I assumed that she had picked up a flint or, perhaps, a bit of a broken spike from those deplorable roads. So, saying, “Patience, Cocotte, my darling; we will put you right in no time at all, and you shall yet help Tessier to save France,” I dismounted, took out my pocket knife, and lifting up the mare’s lame hoof, explored it with my fingertips, since there was no light to see by. I could feel nothing amiss. Then I remembered how Cocotte had started and kicked while Cornelys, the blacksmith, driving home a nail, was making eyes at the innkeeper’s wife, and my heart sank. He had lamed her through his inattention, the accursed idiot! I realized then that I would have done better to let Cornelys go unpursued to find himself stuck in the mud with a lame mare, while I took my chance in the direction of the French lines. But I ask you, how was I to have foreseen this?
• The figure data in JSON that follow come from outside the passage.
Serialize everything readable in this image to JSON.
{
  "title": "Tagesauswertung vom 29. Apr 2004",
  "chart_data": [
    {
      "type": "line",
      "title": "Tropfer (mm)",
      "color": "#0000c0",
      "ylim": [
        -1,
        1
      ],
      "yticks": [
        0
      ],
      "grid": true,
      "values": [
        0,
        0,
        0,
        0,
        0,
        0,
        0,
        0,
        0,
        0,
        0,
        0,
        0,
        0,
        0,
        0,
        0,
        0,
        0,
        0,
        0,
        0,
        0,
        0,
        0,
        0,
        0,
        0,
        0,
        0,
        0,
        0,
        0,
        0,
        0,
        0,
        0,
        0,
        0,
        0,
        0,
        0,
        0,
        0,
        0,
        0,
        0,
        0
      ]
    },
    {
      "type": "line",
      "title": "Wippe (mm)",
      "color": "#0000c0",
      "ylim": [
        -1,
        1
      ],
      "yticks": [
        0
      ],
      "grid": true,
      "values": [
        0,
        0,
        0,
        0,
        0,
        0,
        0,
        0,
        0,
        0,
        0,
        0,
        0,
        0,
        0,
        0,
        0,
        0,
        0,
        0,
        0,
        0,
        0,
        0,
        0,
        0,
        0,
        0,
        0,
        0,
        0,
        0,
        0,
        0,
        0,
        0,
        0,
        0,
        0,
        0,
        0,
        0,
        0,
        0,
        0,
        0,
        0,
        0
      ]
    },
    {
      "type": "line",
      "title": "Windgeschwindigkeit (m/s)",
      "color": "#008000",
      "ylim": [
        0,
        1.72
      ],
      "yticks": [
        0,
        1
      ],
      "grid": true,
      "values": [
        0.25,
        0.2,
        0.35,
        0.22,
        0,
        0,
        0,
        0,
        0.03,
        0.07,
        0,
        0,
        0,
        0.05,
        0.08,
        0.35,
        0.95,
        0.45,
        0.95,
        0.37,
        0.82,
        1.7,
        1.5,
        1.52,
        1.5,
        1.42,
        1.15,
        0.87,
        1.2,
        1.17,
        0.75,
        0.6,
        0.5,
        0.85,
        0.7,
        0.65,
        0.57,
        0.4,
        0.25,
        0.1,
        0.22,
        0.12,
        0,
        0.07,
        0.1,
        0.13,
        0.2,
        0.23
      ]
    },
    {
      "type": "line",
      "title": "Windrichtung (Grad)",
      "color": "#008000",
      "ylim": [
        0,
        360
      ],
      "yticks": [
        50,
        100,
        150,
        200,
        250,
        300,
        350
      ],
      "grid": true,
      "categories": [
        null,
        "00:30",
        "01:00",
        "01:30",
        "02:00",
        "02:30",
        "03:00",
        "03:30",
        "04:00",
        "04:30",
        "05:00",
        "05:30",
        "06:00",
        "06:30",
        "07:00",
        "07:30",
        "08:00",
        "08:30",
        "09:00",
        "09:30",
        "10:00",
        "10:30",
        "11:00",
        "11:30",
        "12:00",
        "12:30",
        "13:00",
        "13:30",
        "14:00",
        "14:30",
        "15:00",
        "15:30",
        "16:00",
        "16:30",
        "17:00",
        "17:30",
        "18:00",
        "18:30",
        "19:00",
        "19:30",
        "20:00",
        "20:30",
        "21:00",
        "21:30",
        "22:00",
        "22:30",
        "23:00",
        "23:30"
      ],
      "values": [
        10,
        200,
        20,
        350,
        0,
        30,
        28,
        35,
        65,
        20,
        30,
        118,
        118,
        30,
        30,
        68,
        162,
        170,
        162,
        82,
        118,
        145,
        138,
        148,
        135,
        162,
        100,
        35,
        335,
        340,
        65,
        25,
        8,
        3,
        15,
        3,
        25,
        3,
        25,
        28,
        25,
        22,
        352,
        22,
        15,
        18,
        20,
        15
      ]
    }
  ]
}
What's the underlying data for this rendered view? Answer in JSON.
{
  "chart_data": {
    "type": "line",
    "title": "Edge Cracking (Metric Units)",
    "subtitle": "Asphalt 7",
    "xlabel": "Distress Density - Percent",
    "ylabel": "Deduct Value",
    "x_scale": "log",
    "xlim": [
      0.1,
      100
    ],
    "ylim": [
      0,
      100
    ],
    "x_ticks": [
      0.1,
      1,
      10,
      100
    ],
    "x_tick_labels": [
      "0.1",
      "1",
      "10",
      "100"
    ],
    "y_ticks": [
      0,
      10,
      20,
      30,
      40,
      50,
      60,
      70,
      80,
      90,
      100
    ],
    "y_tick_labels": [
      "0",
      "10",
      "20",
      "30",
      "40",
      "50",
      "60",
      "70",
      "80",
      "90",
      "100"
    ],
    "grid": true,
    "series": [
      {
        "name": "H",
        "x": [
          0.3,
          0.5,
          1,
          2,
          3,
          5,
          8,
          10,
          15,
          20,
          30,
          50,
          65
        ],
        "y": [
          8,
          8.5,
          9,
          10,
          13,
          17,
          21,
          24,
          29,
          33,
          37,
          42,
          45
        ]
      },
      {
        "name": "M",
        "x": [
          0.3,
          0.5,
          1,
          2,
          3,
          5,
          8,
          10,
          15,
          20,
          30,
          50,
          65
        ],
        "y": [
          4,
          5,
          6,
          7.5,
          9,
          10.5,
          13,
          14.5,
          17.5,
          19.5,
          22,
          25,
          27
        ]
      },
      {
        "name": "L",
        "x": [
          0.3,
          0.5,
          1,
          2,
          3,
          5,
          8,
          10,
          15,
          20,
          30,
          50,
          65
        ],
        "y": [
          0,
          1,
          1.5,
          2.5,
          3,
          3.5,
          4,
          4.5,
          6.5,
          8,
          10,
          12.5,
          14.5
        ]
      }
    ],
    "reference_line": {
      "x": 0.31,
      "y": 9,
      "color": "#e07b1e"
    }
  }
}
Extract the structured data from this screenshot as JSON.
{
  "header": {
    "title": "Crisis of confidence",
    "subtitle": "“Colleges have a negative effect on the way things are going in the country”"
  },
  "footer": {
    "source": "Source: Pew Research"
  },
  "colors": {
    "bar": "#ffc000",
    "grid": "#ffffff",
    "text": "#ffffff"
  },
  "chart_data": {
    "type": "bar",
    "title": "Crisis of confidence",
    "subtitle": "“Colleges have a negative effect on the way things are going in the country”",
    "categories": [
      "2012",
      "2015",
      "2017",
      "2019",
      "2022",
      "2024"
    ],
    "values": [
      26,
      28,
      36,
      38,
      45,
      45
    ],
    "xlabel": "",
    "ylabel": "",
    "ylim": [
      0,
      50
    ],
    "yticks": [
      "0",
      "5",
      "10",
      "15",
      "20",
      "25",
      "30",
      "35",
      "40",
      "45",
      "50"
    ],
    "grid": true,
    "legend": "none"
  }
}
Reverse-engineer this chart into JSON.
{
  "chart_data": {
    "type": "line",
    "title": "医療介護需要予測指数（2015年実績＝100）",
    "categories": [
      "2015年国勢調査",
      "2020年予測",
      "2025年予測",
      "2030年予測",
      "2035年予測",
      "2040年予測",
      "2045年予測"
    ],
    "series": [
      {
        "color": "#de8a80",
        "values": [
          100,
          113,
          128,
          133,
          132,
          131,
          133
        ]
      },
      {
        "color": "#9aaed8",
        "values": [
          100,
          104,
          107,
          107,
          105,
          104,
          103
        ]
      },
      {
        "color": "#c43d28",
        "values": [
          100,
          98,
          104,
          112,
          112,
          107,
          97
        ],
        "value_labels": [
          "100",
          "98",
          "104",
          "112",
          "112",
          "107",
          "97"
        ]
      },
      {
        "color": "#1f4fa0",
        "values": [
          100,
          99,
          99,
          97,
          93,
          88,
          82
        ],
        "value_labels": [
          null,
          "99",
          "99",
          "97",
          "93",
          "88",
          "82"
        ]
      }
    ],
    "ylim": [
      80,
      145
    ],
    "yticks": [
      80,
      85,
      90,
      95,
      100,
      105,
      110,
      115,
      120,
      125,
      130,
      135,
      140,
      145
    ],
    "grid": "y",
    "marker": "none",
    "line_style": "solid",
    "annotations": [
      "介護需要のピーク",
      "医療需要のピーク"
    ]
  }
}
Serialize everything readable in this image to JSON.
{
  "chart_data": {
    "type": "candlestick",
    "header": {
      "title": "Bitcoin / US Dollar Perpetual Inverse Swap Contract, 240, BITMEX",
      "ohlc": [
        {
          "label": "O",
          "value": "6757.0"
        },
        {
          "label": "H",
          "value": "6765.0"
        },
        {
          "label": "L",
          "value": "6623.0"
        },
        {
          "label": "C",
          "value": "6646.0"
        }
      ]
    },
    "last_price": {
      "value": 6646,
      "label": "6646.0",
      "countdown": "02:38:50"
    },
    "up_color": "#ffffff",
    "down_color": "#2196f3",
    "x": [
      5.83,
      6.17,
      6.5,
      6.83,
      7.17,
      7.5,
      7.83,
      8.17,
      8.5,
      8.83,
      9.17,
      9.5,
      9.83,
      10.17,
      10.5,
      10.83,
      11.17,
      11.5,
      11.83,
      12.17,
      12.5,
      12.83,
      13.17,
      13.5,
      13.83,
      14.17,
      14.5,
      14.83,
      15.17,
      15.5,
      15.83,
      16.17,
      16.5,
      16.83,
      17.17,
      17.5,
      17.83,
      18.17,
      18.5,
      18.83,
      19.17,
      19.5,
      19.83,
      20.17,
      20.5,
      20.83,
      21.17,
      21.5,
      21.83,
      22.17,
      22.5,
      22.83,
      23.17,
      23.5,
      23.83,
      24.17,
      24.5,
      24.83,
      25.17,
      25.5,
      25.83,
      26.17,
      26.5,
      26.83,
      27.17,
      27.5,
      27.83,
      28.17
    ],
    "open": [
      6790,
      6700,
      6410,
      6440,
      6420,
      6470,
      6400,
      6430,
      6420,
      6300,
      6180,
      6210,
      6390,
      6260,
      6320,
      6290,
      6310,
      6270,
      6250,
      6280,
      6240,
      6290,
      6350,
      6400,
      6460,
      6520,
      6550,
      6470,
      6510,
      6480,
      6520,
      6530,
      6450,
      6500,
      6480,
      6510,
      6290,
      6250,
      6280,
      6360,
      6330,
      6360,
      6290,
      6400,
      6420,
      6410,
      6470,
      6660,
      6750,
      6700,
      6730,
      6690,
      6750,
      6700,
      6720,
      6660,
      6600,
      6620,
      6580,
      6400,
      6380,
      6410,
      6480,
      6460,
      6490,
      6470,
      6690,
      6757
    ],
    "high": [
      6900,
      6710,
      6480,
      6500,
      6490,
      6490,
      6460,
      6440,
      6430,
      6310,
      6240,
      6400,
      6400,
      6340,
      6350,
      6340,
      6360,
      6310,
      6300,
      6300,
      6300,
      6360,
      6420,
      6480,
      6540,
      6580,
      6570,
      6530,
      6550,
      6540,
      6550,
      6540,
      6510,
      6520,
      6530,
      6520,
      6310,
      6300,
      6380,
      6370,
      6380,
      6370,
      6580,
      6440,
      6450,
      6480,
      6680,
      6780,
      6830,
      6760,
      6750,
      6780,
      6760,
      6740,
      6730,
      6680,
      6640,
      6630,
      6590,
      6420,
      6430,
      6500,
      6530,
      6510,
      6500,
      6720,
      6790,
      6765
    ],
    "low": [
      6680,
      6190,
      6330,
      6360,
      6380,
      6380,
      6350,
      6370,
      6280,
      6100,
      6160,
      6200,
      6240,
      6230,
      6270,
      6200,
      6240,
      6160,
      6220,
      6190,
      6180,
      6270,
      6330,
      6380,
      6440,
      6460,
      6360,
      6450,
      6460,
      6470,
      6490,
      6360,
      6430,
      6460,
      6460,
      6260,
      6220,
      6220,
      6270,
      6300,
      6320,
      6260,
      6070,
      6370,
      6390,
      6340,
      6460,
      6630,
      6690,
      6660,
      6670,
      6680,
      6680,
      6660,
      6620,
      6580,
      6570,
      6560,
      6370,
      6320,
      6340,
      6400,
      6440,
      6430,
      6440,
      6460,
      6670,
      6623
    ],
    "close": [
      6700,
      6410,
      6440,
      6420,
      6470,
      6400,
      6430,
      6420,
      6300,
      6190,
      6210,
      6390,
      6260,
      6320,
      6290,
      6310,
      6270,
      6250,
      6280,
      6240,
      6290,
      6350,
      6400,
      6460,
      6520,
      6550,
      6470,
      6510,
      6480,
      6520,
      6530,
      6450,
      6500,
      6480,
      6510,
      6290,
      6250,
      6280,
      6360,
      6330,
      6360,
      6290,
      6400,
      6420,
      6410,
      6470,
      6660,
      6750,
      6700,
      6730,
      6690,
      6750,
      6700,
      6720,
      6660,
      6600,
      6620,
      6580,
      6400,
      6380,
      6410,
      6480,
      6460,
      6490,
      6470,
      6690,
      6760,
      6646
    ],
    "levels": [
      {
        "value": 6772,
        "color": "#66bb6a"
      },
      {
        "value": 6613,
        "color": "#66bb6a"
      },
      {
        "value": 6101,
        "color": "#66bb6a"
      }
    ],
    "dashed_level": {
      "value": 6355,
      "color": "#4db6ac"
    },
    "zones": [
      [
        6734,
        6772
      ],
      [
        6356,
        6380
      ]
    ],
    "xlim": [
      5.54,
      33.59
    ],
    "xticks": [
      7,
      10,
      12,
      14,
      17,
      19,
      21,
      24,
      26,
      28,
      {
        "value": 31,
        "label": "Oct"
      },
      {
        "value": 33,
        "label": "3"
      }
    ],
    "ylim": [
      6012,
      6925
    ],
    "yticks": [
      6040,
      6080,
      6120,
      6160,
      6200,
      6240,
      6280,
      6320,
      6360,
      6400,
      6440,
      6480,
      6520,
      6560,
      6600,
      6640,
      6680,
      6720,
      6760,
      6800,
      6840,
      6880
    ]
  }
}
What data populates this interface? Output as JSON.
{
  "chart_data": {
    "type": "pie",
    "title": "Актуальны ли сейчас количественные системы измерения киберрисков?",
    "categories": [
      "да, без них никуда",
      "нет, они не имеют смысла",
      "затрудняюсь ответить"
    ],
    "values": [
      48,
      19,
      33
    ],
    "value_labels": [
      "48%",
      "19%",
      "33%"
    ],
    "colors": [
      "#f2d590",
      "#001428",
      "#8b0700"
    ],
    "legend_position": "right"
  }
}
Full of bitterness, I let go Cocotte’s hoof. She shook her leg, and kicked me in the face. I do not know, my friend, how long I lay unconscious in the ditch. I know that when I came to myself I was lying on my back, blinking at a dirty sky from which the rain was no longer falling, and that for the moment I thought that I was again in Spain, when the English stormed the battery and an infantryman knocked me down with the butt of his musket. I was in the most atrocious pain, and my throat was full of blood. It was this very blood, this very pain, that brought me back to consciousness; for the blood made me cough, and the cough shook my head, and my lower jaw was badly broken. Several of my teeth were embedded in my tongue, which was half bitten through.
I have, in my time, been wounded in almost every conceivable way. I have survived grapeshot in my ribs, a musket ball in the stomach, a pistol ball in the shoulder and, most miraculous of all, a biscayen ball in the hip – I say nothing of a bayonet thrust or a saber cut here and there – and I have had most of the fluxes, dysenteries and agues that our frail flesh is heir to; together with a rheumatic fever which, I believe, was the ultima Thule of punishment. But the gathered might of all my enemies, my friend, never inflicted upon me one half of the anguish I suffered under the hoof of that white-eyed devil of a dapple-gray mare!
The pain of the broken bones in my face was terrible. The agony of my bitten tongue was worse. But worst of all was the pain of a shattered nerve on the left-hand side of my face.